Four years ago, a 4-month-old brindle-and-white mix with a hint of pit bull and precociously cocky behavior wandered in off the road. He was skinny and hungry and I offered him a handout. Four years later he's still asking me for handouts. I named him Loki, after that trickster of a god.

It was clear from the outset this little dynamo had ambition. I already had four dogs and by rights the interloper should have been at the bottom of the pack. But he was an alpha male (though not an intact one for long) and he knew it. Three of the other dogs -- all betas by nature -- knew it, too, and they deferred to him. The fourth, though, was Bailey, an American Pointer mix, who had ruled as alpha queen for four years. Like Loki, Bailey always wanted to be top dog, but she'd had to wait a few years for the then-reigning king, a Doberman named Lance, to die before she could ascend the throne. And like Bailey, Prince Loki had to wait his turn as well. I'm still not convinced Bailey wasn't cleverly assassinated.

To me, Loki is the epitomy of a country dog. More than one person has told me he reminds them of Chance from The Incredible Journey. He's annoyingly full of energy and always ready to play, and too friendly for his own good -- he'd leave without a thought if someone opened a car door for him. He regularly goes off to visit an 8-year-old neighbor girl who absolutely adores him, goes fishing with another neighbor's family, and goes swimming in their pond. He gets along with the chickens and ducks and cats.  He plays tag with a neighbor's calves -- he chases them, they chase him, and they all know it's a game. He kisses the horses on their noses. He hangs inside during the heat of the day, and he sleeps on the bed with me.

But he's also quick to defend his extended family. Whether it's a rogue coyote hunting in the daylight or a neighbor's bull that's broken through the fence, if it comes on the property, Loki is after it. It never occurs to him that, tough as he thinks he is, he is, after all, only a 40-pound dog.

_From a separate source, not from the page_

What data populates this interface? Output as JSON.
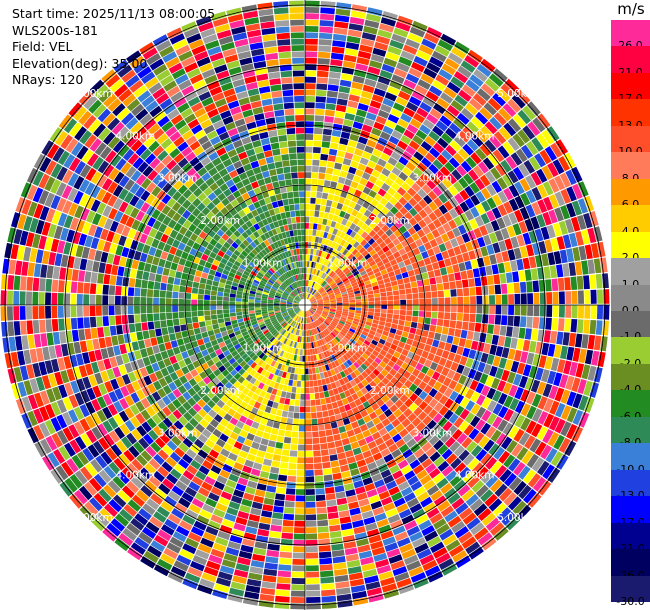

What I admire most about him is his boundless optimism. Each day means an opportunity for new friends, new fun and new adventures. His glass is never half full -- it's always full. Such a positive outlook exhausts me sometimes, but I never fail to be seduced by it. If I'm mad or sad at life, I have only to look at Loki to be reminded that there's joy just in living. That it isn't circumstance itself that defeats us, but how we respond to it. And that we should always hold to the hope that this time we may finally catch that squirrel that's been teasing us so mercilessly.